Dissolving an LLC or Corporation
Dissolving a business in California involves a number of steps. But first, you should review the company bylaws, articles of incorporation, or operating agreement with a skilled business lawyer to determine any formal requirements for ending the business. At a minimum, to dissolve a Limited Liability Company or Corporation in California, you will need to:
- Take a vote of the members.
Under California's General Corporation Law (GCL), a business can dissolve if shareholder with 50% of the voting power vote for voluntary dissolution. You should review your corporation's articles of incorporation and bylaws with your lawyer to ensure that you follow the proper procedures. Your corporation's required procedures may include a vote by the corporation's board of directors and a dissolution proposal.
Dissolving an LLC may be governed by the LLC's operating agreement. If it isn't, under California's LLC Act, you can dissolve an LLC if 50% or more of the voters vote in favor of dissolution.
- File a certificate with the Secretary of State.
To dissolve the business, you must file a form with California's Secretary of State. The form should include:
- A statement that the business is voluntarily dissolving,
- The number of shares voting and how the vote split, with at least 50% or more in favor of dissolution,
- A statement that 50% of the voting power of the business authorized the filing.
For a corporation, you will file a Certificate of Election to Wind up and Dissolve. For an LLC, you will file a Certificate of Dissolution. However, if the vote to dissolve the business is unanimous, you don't have to file the form.
- Notify your creditors.
After the members or shareholders approve the business's dissolution, the business must notify all of its creditors, claimants, and shareholders. This notice gives the people you do business with the chance to submit final bills and claims before the business closes.
- Wind up the business.
After filing the certificate with the California Secretary of State, your business exists only to take care of final matters, close accounts, notify creditors, and settle the business's affairs. The first obligation of your business is to satisfy all known liabilities, including taxes and debts. Only after the business discharges all debts may you then distribute assets to shareholders or members of the business.

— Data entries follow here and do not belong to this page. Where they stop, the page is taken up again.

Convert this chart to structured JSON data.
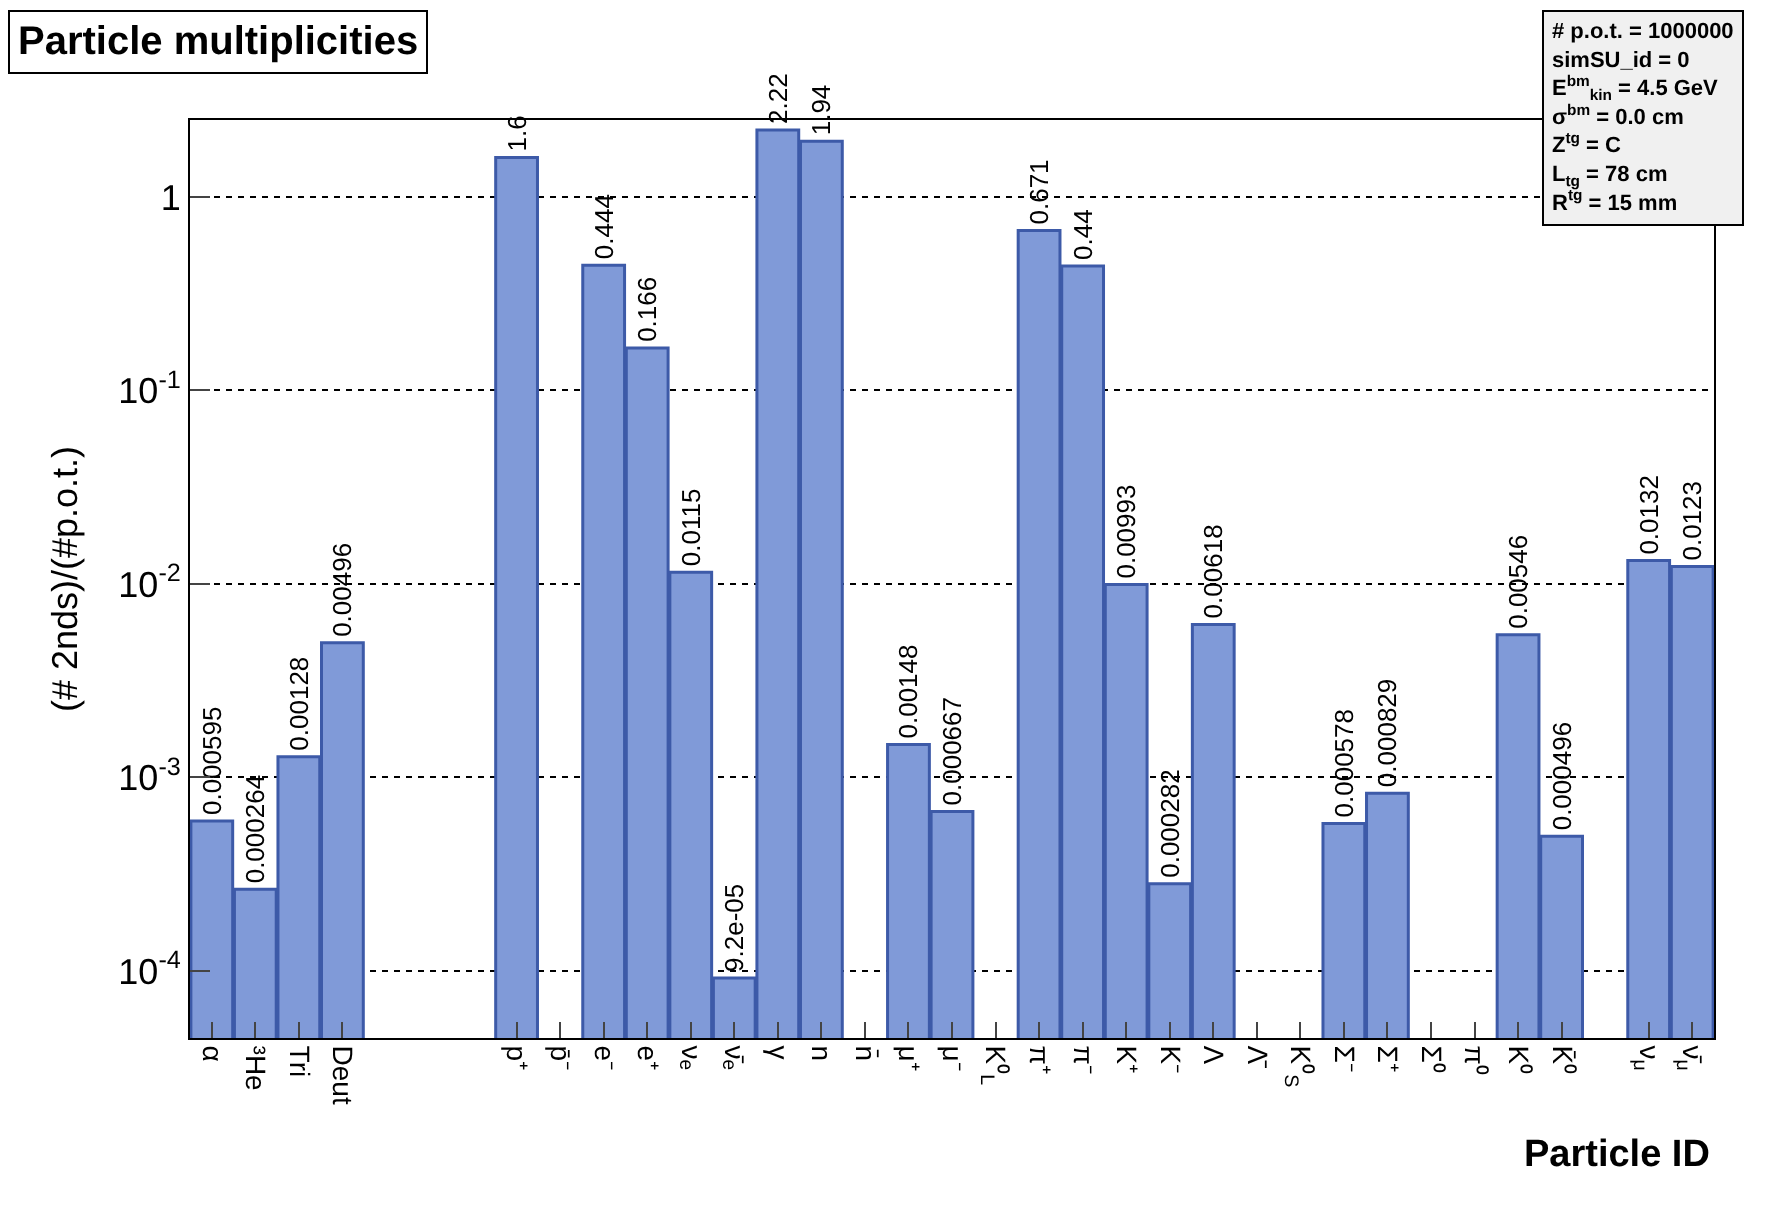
{
  "chart_data": {
    "type": "bar",
    "title": "Particle multiplicities",
    "xlabel": "Particle ID",
    "ylabel": "(# 2nds)/(#p.o.t.)",
    "categories": [
      "α",
      "³He",
      "Tri",
      "Deut",
      null,
      null,
      null,
      "p⁺",
      "p̄⁻",
      "e⁻",
      "e⁺",
      "νₑ",
      "ν̄ₑ",
      "γ",
      "n",
      "n̄",
      "μ⁺",
      "μ⁻",
      "K⁰$_{L}$",
      "π⁺",
      "π⁻",
      "K⁺",
      "K⁻",
      "Λ",
      "Λ̄",
      "K⁰$_{S}$",
      "Σ⁻",
      "Σ⁺",
      "Σ⁰",
      "π⁰",
      "K⁰",
      "K̄⁰",
      null,
      "ν$_{μ}$",
      "ν̄$_{μ}$"
    ],
    "values": [
      0.000595,
      0.000264,
      0.00128,
      0.00496,
      null,
      null,
      null,
      1.6,
      null,
      0.444,
      0.166,
      0.0115,
      9.2e-05,
      2.22,
      1.94,
      null,
      0.00148,
      0.000667,
      null,
      0.671,
      0.44,
      0.00993,
      0.000282,
      0.00618,
      null,
      null,
      0.000578,
      0.000829,
      null,
      null,
      0.00546,
      0.000496,
      null,
      0.0132,
      0.0123
    ],
    "value_labels": [
      "0.000595",
      "0.000264",
      "0.00128",
      "0.00496",
      null,
      null,
      null,
      "1.6",
      null,
      "0.444",
      "0.166",
      "0.0115",
      "9.2e-05",
      "2.22",
      "1.94",
      null,
      "0.00148",
      "0.000667",
      null,
      "0.671",
      "0.44",
      "0.00993",
      "0.000282",
      "0.00618",
      null,
      null,
      "0.000578",
      "0.000829",
      null,
      null,
      "0.00546",
      "0.000496",
      null,
      "0.0132",
      "0.0123"
    ],
    "color": "#809ad8",
    "log": true,
    "ylim": [
      4.5e-05,
      2.5
    ],
    "yticks": [
      {
        "value": 0.0001,
        "label": "10$^{-4}$"
      },
      {
        "value": 0.001,
        "label": "10$^{-3}$"
      },
      {
        "value": 0.01,
        "label": "10$^{-2}$"
      },
      {
        "value": 0.1,
        "label": "10$^{-1}$"
      },
      1
    ],
    "grid": "y",
    "legend": false,
    "annotations": [
      "# p.o.t. = 1000000\nsimSU_id = 0\nE$^{bm}$$_{kin}$ = 4.5 GeV\nσ$^{bm}$ = 0.0 cm\nZ$^{tg}$ = C\nL$_{tg}$ = 78 cm\nR$^{tg}$ = 15 mm"
    ]
  }
}
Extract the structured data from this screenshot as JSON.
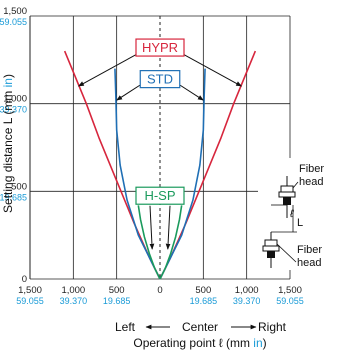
{
  "colors": {
    "hypr": "#d7263d",
    "std": "#1f6fb5",
    "hsp": "#1a9a5c",
    "inch": "#1a9bd7",
    "grid": "#222222"
  },
  "chart_data": {
    "type": "line",
    "ylabel_prefix": "Setting distance L (mm ",
    "ylabel_unit": "in",
    "ylabel_suffix": ")",
    "xlabel_prefix": "Operating point ℓ (mm ",
    "xlabel_unit": "in",
    "xlabel_suffix": ")",
    "direction_left": "Left",
    "direction_center": "Center",
    "direction_right": "Right",
    "xlim": [
      -1500,
      1500
    ],
    "ylim": [
      0,
      1500
    ],
    "x_ticks": [
      {
        "mm": "1,500",
        "in": "59.055",
        "v": -1500
      },
      {
        "mm": "1,000",
        "in": "39.370",
        "v": -1000
      },
      {
        "mm": "500",
        "in": "19.685",
        "v": -500
      },
      {
        "mm": "0",
        "in": "",
        "v": 0
      },
      {
        "mm": "500",
        "in": "19.685",
        "v": 500
      },
      {
        "mm": "1,000",
        "in": "39.370",
        "v": 1000
      },
      {
        "mm": "1,500",
        "in": "59.055",
        "v": 1500
      }
    ],
    "y_ticks": [
      {
        "mm": "0",
        "in": "",
        "v": 0
      },
      {
        "mm": "500",
        "in": "19.685",
        "v": 500
      },
      {
        "mm": "1,000",
        "in": "39.370",
        "v": 1000
      },
      {
        "mm": "1,500",
        "in": "59.055",
        "v": 1500
      }
    ],
    "series": [
      {
        "name": "HYPR",
        "color": "#d7263d",
        "left": [
          [
            0,
            0
          ],
          [
            -120,
            120
          ],
          [
            -300,
            320
          ],
          [
            -500,
            560
          ],
          [
            -700,
            800
          ],
          [
            -850,
            1000
          ],
          [
            -1000,
            1180
          ],
          [
            -1100,
            1300
          ]
        ],
        "right": [
          [
            0,
            0
          ],
          [
            120,
            120
          ],
          [
            300,
            320
          ],
          [
            500,
            560
          ],
          [
            700,
            800
          ],
          [
            850,
            1000
          ],
          [
            1000,
            1180
          ],
          [
            1100,
            1300
          ]
        ]
      },
      {
        "name": "STD",
        "color": "#1f6fb5",
        "left": [
          [
            0,
            0
          ],
          [
            -100,
            100
          ],
          [
            -250,
            250
          ],
          [
            -380,
            450
          ],
          [
            -460,
            650
          ],
          [
            -500,
            850
          ],
          [
            -510,
            1050
          ],
          [
            -520,
            1200
          ]
        ],
        "right": [
          [
            0,
            0
          ],
          [
            100,
            100
          ],
          [
            250,
            250
          ],
          [
            380,
            450
          ],
          [
            460,
            650
          ],
          [
            500,
            850
          ],
          [
            510,
            1050
          ],
          [
            520,
            1200
          ]
        ]
      },
      {
        "name": "H-SP",
        "color": "#1a9a5c",
        "left": [
          [
            0,
            0
          ],
          [
            -60,
            60
          ],
          [
            -120,
            140
          ],
          [
            -180,
            240
          ],
          [
            -225,
            340
          ],
          [
            -250,
            420
          ]
        ],
        "right": [
          [
            0,
            0
          ],
          [
            60,
            60
          ],
          [
            120,
            140
          ],
          [
            180,
            240
          ],
          [
            225,
            340
          ],
          [
            250,
            420
          ]
        ]
      }
    ],
    "inset": {
      "fiber_head_top": "Fiber\nhead",
      "fiber_head_bottom": "Fiber\nhead",
      "symbol_l_script": "ℓ",
      "symbol_L": "L"
    }
  }
}
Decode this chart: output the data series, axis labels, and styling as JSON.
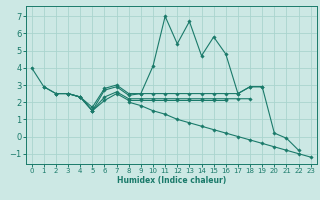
{
  "title": "",
  "xlabel": "Humidex (Indice chaleur)",
  "ylabel": "",
  "bg_color": "#cce8e4",
  "grid_color": "#aad4ce",
  "line_color": "#1a7a6a",
  "spine_color": "#1a7a6a",
  "xlim": [
    -0.5,
    23.5
  ],
  "ylim": [
    -1.6,
    7.6
  ],
  "xticks": [
    0,
    1,
    2,
    3,
    4,
    5,
    6,
    7,
    8,
    9,
    10,
    11,
    12,
    13,
    14,
    15,
    16,
    17,
    18,
    19,
    20,
    21,
    22,
    23
  ],
  "yticks": [
    -1,
    0,
    1,
    2,
    3,
    4,
    5,
    6,
    7
  ],
  "lines": [
    {
      "x": [
        0,
        1,
        2,
        3,
        4,
        5,
        6,
        7,
        8,
        9,
        10,
        11,
        12,
        13,
        14,
        15,
        16,
        17,
        18,
        19,
        20,
        21,
        22
      ],
      "y": [
        4.0,
        2.9,
        2.5,
        2.5,
        2.3,
        1.7,
        2.8,
        3.0,
        2.5,
        2.5,
        4.1,
        7.0,
        5.4,
        6.7,
        4.7,
        5.8,
        4.8,
        2.5,
        2.9,
        2.9,
        0.2,
        -0.1,
        -0.8
      ]
    },
    {
      "x": [
        1,
        2,
        3,
        4,
        5,
        6,
        7,
        8,
        9,
        10,
        11,
        12,
        13,
        14,
        15,
        16,
        17,
        18,
        19
      ],
      "y": [
        2.9,
        2.5,
        2.5,
        2.3,
        1.5,
        2.7,
        2.9,
        2.4,
        2.5,
        2.5,
        2.5,
        2.5,
        2.5,
        2.5,
        2.5,
        2.5,
        2.5,
        2.9,
        2.9
      ]
    },
    {
      "x": [
        2,
        3,
        4,
        5,
        6,
        7,
        8,
        9,
        10,
        11,
        12,
        13,
        14,
        15,
        16,
        17,
        18
      ],
      "y": [
        2.5,
        2.5,
        2.3,
        1.5,
        2.3,
        2.6,
        2.2,
        2.2,
        2.2,
        2.2,
        2.2,
        2.2,
        2.2,
        2.2,
        2.2,
        2.2,
        2.2
      ]
    },
    {
      "x": [
        3,
        4,
        5,
        6,
        7,
        8,
        9,
        10,
        11,
        12,
        13,
        14,
        15,
        16
      ],
      "y": [
        2.5,
        2.3,
        1.5,
        2.1,
        2.5,
        2.1,
        2.1,
        2.1,
        2.1,
        2.1,
        2.1,
        2.1,
        2.1,
        2.1
      ]
    },
    {
      "x": [
        8,
        9,
        10,
        11,
        12,
        13,
        14,
        15,
        16,
        17,
        18,
        19,
        20,
        21,
        22,
        23
      ],
      "y": [
        2.0,
        1.8,
        1.5,
        1.3,
        1.0,
        0.8,
        0.6,
        0.4,
        0.2,
        0.0,
        -0.2,
        -0.4,
        -0.6,
        -0.8,
        -1.0,
        -1.2
      ]
    }
  ]
}
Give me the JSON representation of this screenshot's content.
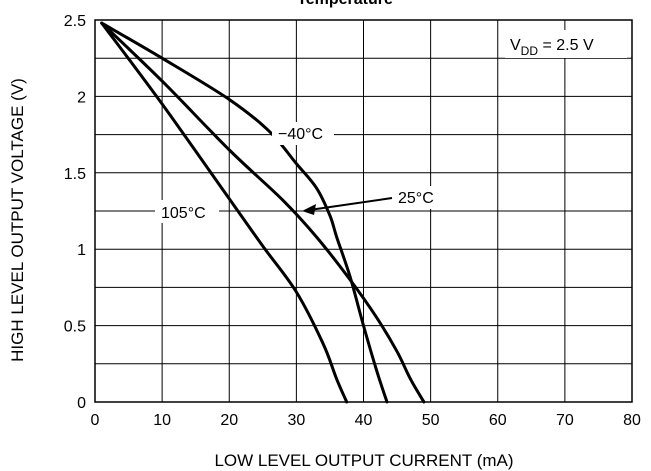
{
  "chart_data": {
    "type": "line",
    "title": "Temperature",
    "xlabel": "LOW LEVEL OUTPUT CURRENT (mA)",
    "ylabel": "HIGH LEVEL OUTPUT VOLTAGE (V)",
    "xlim": [
      0,
      80
    ],
    "ylim": [
      0,
      2.5
    ],
    "x_ticks": [
      "0",
      "10",
      "20",
      "30",
      "40",
      "50",
      "60",
      "70",
      "80"
    ],
    "y_ticks": [
      "0",
      "0.5",
      "1",
      "1.5",
      "2",
      "2.5"
    ],
    "grid": true,
    "annotation": {
      "prefix": "V",
      "subscript": "DD",
      "suffix": " = 2.5 V"
    },
    "series": [
      {
        "name": "−40°C",
        "x": [
          1,
          10,
          20,
          26,
          30,
          33,
          35,
          36,
          38,
          40,
          42,
          43.5
        ],
        "y": [
          2.48,
          2.25,
          1.98,
          1.77,
          1.56,
          1.4,
          1.22,
          1.08,
          0.82,
          0.5,
          0.2,
          0.0
        ]
      },
      {
        "name": "25°C",
        "x": [
          1,
          10,
          20,
          28,
          33,
          38,
          42,
          45,
          47,
          49
        ],
        "y": [
          2.48,
          2.1,
          1.65,
          1.32,
          1.08,
          0.8,
          0.55,
          0.33,
          0.15,
          0.0
        ]
      },
      {
        "name": "105°C",
        "x": [
          1,
          10,
          20,
          25,
          30,
          34,
          36,
          37.5
        ],
        "y": [
          2.48,
          1.95,
          1.33,
          1.02,
          0.72,
          0.38,
          0.15,
          0.0
        ]
      }
    ],
    "curve_labels": [
      "−40°C",
      "25°C",
      "105°C"
    ]
  }
}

- File final certificates.
After winding up the business, you will formally end the business by filing another form with the California Secretary of State. You will file a Certificate of Dissolution for a corporation, and for an LLC, you will file a Certificate of Cancellation. Both forms include a statement about the payment of, or intent to pay, final tax returns.
- File final tax returns.
While California doesn't require that a business file its final tax returns before dissolving, you do need to file a statement indicating that the business has filed or will file its final tax returns. However, you can file your final business tax return before filing the certificate of cancellation or dissolution.
As you can see, ending a business can be just as legally complex as starting a new one. If you're contemplating the dissolution of your business, you should discuss your plans with a skilled California business attorney.